VLM-CapCurriculum-Qwen3-VL-8B-Staged: Enhanced Visual Reasoning
This model is an 8 billion parameter vision-language model (VLM) developed by UCSC-VLAA, post-trained from the Qwen3-VL-8B-Instruct backbone. Its core innovation lies in a staged, capability-dimension curriculum that sequentially trains visual perception, textual reasoning, and visual reasoning. This approach, detailed in the ICML 2026 paper "From Seeing to Thinking: Decoupling Perception and Reasoning Improves Post-Training of Vision-Language Models," addresses the bottleneck of visual perception in VLMs.
Key Capabilities & Performance
- Improved Visual Reasoning: Achieves higher scores on visual math benchmarks (e.g., MathVista, MathVision) and perception benchmarks (e.g., A-OKVQA, MMStar) compared to the base Qwen3-VL-8B and merged training methods.
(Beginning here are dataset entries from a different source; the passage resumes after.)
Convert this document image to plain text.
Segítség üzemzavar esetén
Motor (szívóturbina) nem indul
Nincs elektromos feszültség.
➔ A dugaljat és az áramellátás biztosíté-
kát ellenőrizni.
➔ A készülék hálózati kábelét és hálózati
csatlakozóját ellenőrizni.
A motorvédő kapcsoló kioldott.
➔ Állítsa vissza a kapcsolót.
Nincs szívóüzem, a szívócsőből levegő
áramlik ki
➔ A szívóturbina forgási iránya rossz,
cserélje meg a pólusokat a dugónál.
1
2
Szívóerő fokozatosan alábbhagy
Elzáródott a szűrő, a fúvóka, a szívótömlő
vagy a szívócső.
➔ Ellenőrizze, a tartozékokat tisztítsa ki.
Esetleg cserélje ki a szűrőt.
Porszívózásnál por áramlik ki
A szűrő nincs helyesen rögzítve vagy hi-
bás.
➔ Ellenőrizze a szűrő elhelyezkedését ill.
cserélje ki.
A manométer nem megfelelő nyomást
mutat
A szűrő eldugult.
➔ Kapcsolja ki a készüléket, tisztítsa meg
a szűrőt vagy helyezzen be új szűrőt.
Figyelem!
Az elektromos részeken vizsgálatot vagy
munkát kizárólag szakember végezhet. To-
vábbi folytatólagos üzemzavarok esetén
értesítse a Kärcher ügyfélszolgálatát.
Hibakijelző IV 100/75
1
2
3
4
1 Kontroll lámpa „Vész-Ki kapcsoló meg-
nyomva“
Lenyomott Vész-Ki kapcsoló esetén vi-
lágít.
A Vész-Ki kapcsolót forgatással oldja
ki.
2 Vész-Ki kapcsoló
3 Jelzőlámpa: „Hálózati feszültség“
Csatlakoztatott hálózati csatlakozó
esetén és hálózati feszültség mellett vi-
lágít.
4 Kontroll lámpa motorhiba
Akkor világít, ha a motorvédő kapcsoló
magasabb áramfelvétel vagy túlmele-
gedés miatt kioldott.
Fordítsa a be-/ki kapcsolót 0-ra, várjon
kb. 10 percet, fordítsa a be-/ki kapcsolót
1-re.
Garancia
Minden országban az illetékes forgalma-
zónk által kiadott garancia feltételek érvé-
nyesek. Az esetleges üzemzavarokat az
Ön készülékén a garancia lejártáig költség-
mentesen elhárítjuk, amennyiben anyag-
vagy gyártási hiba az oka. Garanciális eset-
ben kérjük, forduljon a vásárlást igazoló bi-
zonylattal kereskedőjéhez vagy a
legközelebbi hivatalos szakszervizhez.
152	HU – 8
- Efficient Reasoning: Produces 20.8% shorter reasoning traces, indicating better perceptual understanding that reduces the need for extensive textual reasoning.
- Staged Training: Undergoes three distinct RLVR stages: visual perception, textual reasoning, and visual reasoning, using specialized datasets for each stage.
Intended Use & Limitations
- Research Focus: Primarily designed for research in vision-language reasoning, post-training methodologies, and curriculum learning.
- Inherited Profile: Inherits the safety and bias profile of the underlying Qwen3-VL-8B-Instruct backbone, without additional alignment fine-tuning.
- Context & Prompt: Trained with a 2048-token maximum prompt length and a fixed group size of 5. Behavior with much longer contexts or significantly different prompt formats is not characterized.
Inference Format
- The model expects a unified system prompt requiring an internal monologue enclosed in
<think> </think>tags, followed by the final answer in\boxed{}.